Looking more closely at therefor suggests another wrinkle to there– words. In most cases, omitting therefor wouldn’t confuse the reasonable reader, as it’s clear from the context what’s being referred to. Consider the following crappy language, which I culled from EDGAR while wearing a HazMat suit:
A Participant required to sell any Depositary Receipts pursuant to this Section 6(b), shall be entitled to receive in exchange [therefor] the purchase price per Depositary Receipt received by the Majority Institutional Investors with respect to their Depositary Receipts in such transaction ….
“Equipment”: Includes, without limitation, “equipment” as defined in the UCC, and also all furniture, store fixtures, motor vehicles, rolling stock, machinery, office equipment, plant equipment, tools, dies, molds, and other goods, property, and assets which are used and/or were purchased for use in the operation or furtherance of any Guarantor’s business, and any and all accessions or additions thereto, and substitutions [therefor].
Each Agreement shall include the terms of any right of the Company to restrict or reacquire the Shares subject to the Stock Grant, including the time or attainment of Performance Goals upon which such rights shall accrue and the purchase price [therefor], if any.
An option (or any part or installment thereof), to the extent then exercisable, shall be exercised by giving written notice to the Company, at the address and in the form established by the Committee and accompanied by payment in full of the aggregate exercise price [therefor] (a) in cash or by certified check or (b) in such other form as the Committee may approve.
A merger, consolidation, or sale by the Company of all or substantially all of its assets, in which the Company is not the surviving corporation, except as set forth below or in the Agreement, the options granted hereunder as of the date of such event shall continue to be outstanding and the optionee shall be entitled to receive in exchange [therefor] an option in the surviving corporation for the same number of shares of stock of the surviving corporation as he would have been entitled to receive ….
I think it’s safe to omit therefor from each of the above examples. But in the interest of being explicit, I might be inclined to keep it in, or to use instead a full prepositional phrase. I haven’t yet made up my mind. What do you think?
4 thoughts on ““Therefor””
One big problem with therefor is the number of people who write "therefore" when they mean "therefor."

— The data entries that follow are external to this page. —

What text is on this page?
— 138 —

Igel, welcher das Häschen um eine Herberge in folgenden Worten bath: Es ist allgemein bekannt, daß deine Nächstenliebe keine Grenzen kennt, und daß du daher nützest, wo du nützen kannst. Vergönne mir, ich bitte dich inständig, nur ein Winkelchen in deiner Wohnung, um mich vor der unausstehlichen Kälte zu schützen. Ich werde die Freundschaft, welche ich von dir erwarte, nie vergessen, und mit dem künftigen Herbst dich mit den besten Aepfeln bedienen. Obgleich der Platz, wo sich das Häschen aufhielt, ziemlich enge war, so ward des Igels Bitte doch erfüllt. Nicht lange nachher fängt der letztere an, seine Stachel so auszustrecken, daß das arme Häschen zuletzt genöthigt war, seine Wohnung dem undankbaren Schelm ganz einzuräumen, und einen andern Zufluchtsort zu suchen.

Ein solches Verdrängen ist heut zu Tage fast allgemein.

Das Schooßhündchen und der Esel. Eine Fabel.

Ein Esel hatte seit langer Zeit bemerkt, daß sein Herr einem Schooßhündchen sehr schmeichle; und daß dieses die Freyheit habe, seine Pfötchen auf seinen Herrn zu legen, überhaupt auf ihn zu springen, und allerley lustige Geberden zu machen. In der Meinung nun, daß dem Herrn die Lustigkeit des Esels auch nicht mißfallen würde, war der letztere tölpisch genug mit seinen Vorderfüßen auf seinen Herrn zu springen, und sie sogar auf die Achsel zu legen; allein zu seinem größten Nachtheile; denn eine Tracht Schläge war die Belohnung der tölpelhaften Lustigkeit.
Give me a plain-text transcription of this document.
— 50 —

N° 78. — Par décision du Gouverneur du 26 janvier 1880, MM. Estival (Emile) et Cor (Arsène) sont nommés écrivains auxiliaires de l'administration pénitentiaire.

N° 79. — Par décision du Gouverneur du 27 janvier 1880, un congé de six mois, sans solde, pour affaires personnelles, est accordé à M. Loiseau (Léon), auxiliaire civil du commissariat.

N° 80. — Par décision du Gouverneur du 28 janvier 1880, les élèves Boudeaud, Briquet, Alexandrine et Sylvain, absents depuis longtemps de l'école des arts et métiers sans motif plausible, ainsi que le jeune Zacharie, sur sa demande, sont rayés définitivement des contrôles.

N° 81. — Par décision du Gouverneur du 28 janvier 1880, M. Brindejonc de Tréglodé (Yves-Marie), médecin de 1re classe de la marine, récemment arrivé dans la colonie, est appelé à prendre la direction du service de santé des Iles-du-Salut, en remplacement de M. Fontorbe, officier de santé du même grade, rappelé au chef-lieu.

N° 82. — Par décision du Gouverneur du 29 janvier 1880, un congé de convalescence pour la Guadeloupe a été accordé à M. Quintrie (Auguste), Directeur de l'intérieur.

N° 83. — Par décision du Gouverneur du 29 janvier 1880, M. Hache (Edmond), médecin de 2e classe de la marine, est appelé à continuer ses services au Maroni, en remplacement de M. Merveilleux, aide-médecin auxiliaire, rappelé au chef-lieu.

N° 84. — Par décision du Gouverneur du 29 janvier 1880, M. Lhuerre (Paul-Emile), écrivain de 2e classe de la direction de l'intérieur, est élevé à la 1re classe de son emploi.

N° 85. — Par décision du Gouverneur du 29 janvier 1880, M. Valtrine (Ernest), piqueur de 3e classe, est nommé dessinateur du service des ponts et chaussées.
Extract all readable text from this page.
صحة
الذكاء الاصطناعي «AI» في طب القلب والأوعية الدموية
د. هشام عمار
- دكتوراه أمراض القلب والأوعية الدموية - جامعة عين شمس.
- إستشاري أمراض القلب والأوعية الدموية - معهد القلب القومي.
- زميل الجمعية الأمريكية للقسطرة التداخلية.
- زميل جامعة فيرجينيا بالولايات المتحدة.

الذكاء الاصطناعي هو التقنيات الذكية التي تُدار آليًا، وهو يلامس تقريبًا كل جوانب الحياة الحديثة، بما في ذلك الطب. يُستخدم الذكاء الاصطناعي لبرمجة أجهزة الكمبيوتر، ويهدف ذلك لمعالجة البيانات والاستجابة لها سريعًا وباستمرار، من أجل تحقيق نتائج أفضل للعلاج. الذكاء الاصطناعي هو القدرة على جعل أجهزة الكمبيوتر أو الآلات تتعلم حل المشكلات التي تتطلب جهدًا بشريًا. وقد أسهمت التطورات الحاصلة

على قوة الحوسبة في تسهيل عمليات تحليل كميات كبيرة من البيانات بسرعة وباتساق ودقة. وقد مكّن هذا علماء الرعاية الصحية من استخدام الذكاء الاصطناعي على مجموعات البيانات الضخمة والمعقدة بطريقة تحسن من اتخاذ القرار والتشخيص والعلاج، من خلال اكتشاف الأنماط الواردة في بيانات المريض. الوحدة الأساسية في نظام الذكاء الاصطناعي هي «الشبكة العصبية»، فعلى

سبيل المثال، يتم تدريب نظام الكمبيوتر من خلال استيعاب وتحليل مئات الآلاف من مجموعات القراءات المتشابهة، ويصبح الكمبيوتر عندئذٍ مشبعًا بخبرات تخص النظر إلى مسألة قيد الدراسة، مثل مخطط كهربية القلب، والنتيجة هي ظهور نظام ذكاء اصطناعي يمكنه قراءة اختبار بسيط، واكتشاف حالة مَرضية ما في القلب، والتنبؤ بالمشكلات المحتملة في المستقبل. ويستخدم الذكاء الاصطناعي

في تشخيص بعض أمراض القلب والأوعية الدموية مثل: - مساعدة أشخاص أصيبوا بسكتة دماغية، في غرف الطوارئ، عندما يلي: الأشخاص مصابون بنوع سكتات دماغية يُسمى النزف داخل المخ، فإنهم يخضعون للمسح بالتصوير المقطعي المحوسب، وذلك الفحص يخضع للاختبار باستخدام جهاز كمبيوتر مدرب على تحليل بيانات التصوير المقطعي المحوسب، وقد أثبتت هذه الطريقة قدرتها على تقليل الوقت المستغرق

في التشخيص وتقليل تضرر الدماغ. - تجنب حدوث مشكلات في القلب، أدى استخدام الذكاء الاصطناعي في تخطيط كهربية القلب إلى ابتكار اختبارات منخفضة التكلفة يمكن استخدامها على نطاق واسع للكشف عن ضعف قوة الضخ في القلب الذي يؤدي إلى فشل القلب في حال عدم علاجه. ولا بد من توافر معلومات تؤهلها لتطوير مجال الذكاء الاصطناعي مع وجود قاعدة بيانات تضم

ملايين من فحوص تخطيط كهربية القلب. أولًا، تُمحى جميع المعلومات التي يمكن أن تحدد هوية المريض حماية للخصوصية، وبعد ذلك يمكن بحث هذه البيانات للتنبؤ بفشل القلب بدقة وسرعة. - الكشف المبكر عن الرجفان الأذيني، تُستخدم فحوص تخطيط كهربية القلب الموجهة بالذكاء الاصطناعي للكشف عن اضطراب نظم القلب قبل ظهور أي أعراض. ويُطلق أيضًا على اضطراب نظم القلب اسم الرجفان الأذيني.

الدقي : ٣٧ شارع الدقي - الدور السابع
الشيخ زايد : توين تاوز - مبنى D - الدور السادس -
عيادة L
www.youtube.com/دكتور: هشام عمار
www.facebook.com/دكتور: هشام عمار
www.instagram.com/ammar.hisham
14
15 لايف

And I disagree with your thinking about the second example. "Substitutions" without some modifier just seems to missing something. In addition the previous phrase with thereto makes the use of therefor nicely parallel, although I suppose you could argue the thereto is also superfluous.
Richard: Yes, I'd also get rid of "thereto."
People do confuse "therefore" and "therefor." I had planned to check for that on EDGAR, but Lexis didn't allow me to search for "therefore."
More than once in negotiations, a "therefor" in my draft has been changed, wrongly, to "therefore". I suspect one reason may be that the Word spell-checker doesn't recognise the word. But it must also imply that people aren't familiar with the word.
Although I try to avoid this type of word, occasionally it seems right in context.
In my practice, "therefor" and other terms such as "herein" can be omitted 99% of the time. I'm a fan of striking any extra words. (I also have the experience of being yelled at by a federal judge, early in my career, for being too wordy.)